O substitutivo do Senado enquadra os aquicultores e pescadores como produtores rurais, tornando-os aptos a acessar o crédito rural. Os que desenvolvem atividades de transformação, processamento e industrialização de pescado poderão se beneficiar dessa linha de crédito se comprarem a matéria-prima diretamente dos pescadores ou de suas cooperativas.

O texto dos senadores foi relatado, em Plenário, pelos deputados Wandenkolk Gonçalves (PSDB-PA), Flávio Bezerra (PMDB-CE) e José Airton Cirilo (PT-CE). O PL 687/95 é de autoria do ex-deputado Koyu Iha.

O texto aprovado proíbe a soltura, no ambiente natural, de organismos geneticamente modificados cuja caracterização siga os termos da legislação que os regulamenta.
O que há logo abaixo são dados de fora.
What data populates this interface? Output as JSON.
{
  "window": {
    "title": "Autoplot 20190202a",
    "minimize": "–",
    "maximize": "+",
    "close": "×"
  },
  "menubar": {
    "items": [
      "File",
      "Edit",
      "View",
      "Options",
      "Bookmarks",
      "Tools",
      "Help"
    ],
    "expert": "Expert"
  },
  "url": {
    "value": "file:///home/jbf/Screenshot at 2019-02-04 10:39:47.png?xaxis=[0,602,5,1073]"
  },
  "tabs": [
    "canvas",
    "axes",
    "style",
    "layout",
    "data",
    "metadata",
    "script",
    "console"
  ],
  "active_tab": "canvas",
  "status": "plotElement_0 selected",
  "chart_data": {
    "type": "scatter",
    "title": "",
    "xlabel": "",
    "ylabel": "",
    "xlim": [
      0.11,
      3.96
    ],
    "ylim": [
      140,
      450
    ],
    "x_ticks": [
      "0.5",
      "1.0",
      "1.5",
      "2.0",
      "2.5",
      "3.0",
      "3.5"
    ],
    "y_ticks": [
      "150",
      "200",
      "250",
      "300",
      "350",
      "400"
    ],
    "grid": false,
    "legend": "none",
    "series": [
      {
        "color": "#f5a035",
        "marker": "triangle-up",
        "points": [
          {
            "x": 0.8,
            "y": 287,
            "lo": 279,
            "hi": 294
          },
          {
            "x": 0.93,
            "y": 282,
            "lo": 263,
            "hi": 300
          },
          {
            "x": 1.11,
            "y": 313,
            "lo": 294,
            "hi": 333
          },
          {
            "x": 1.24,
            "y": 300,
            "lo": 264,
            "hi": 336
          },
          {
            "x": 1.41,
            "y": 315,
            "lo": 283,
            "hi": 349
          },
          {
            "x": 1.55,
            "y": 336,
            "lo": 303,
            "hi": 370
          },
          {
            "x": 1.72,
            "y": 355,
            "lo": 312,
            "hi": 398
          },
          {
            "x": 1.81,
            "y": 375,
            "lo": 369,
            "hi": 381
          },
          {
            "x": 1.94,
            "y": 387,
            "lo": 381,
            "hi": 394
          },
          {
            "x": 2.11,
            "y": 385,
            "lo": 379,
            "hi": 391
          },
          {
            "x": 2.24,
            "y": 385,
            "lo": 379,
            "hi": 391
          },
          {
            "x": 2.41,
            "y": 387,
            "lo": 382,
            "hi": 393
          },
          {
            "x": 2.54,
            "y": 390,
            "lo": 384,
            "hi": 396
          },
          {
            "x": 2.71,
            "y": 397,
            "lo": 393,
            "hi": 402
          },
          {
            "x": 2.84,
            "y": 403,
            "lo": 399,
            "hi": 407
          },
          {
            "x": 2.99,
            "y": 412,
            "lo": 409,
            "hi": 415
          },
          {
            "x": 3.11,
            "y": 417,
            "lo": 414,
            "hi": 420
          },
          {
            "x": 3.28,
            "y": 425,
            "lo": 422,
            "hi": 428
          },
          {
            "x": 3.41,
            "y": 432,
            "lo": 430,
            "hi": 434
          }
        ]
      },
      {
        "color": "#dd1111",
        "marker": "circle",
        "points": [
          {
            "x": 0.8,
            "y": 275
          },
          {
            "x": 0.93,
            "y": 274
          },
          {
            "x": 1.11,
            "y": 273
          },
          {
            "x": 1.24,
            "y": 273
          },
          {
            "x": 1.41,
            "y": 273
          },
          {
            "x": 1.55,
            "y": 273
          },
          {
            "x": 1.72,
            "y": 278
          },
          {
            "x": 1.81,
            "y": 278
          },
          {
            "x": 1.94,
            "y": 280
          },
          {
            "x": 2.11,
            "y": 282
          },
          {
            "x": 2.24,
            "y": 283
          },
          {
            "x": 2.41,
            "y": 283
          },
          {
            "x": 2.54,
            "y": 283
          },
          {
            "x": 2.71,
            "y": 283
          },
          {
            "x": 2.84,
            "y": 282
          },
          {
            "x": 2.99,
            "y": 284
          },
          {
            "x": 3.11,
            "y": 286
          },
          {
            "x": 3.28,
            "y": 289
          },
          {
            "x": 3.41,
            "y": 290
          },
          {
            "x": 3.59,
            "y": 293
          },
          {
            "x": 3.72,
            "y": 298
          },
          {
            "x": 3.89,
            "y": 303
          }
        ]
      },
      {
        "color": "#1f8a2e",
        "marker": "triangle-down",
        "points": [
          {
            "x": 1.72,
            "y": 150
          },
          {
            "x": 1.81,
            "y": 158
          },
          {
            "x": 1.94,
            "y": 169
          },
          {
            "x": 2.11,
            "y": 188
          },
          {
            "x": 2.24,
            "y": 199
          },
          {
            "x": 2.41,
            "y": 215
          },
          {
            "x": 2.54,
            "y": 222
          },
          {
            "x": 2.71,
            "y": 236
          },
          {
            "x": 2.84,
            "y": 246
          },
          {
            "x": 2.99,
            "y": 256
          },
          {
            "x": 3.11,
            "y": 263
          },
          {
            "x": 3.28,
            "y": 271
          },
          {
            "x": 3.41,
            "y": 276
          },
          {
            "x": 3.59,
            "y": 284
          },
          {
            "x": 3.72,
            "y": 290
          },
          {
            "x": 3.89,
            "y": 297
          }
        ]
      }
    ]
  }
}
Na criação de espécies exóticas, o aquicultor será responsável por assegurar sua contenção no cativeiro e também impedir que atinjam as águas de drenagem da bacia hidrográfica brasileira.

O direito de uso de águas e terrenos públicos poderá ser cedido para o exercício da aquicultura, observando-se a legislação ambiental.

Dívidas municipais - A conclusão da votação da MP 457/09 se deu após os deputados aprovarem dez das doze emendas do Senado ao texto da Câmara. O parcelamento das dívidas dos municípios com a Previdência vale também para as autarquias e fundações municipais.

A principal mudança feita pela relatora, deputada Rose de Freitas (PMDB-ES), foi a aplicação da Taxa de Juros de Longo Prazo (TJLP) para corrigir a dívida, em vez da taxa Selic, defendida pelo governo. Como a referência à TJLP fica isoladamente em um parágrafo, isso permitirá ao presidente da República vetar esse item, se quiser, sem prejudicar as regras gerais do parcelamento.
O parcelamento pelas regras da MP inclui os débitos originários das contribuições sociais, os correspondentes a obrigações acessórias, os inscritos ou não na dívida ativa da União e os que tenham sido objetos de parcelamentos anteriores, ainda que não integralmente quitados ou cancelados por falta de pagamento.

A principal emenda aprovada pelo Plenário restabelece a possibilidade de haver parcelamento em menos de 20 anos, contrariamente ao texto da Câmara, que havia fixado esse prazo como único. A emenda impõe, entretanto, um prazo mínimo de dez anos, maior que o de cinco anos previsto no relatório e aprovado pelo Plenário na primeira passagem do texto pela Casa.

Onze acordos internacionais são ratificados
A Câmara também aprovou na semana passada 11 acordos internacionais, entre eles o de cooperação em tecnologia da informação entre o Brasil, a África do Sul e a Índia (Projeto de Decreto Legislativo - PDC 347/07). Esse acordo foi assinado em 2006, na primeira reunião de cúpula entre os três países para desenvolvimento comum, chamada Ibas. Entre as áreas previstas para cooperação estão setores como inclusão digital e governo eletrônico.
Em matéria penal, foram aprovados dois acordos, com Honduras (PDC 666/08) e México (PDC 799/08), sobre auxílio jurídico mútuo com o objetivo de combater o crime. A assistência prevista inclui a tomada de depoimentos, a localização ou identificação de pessoas e a busca, apreensão e confisco de produtos do crime, entre outras medidas.

Já o PDC 2143/06 aprova a adesão do Brasil ao Grupo Internacional de Estudos sobre o Cobre (Giec) da Organização das Nações Unidas (ONU). Segundo o governo, em menos de dez anos o Brasil deve passar de importador a substancial exportador de cobre. O País possui reservas avaliadas em 17,14 milhões de toneladas, 87% delas concentradas no Pará.

Um comentário:

Anônimo disse...

Como demonstração de seriedade e boa vontade os parlamentares poderiam perfeitamente vincular a aprovação da MP 457/09 a sanção da PEC dos aposentados. Nada mais justo, se tem dinheiro para as prefeituras terá(e tem) para recomposição dos benefícios dos aposentados urbanos que recebem(e pagaram)acima de um SM.Estranho será o Lula beneficiar/premiar os inadimplentes.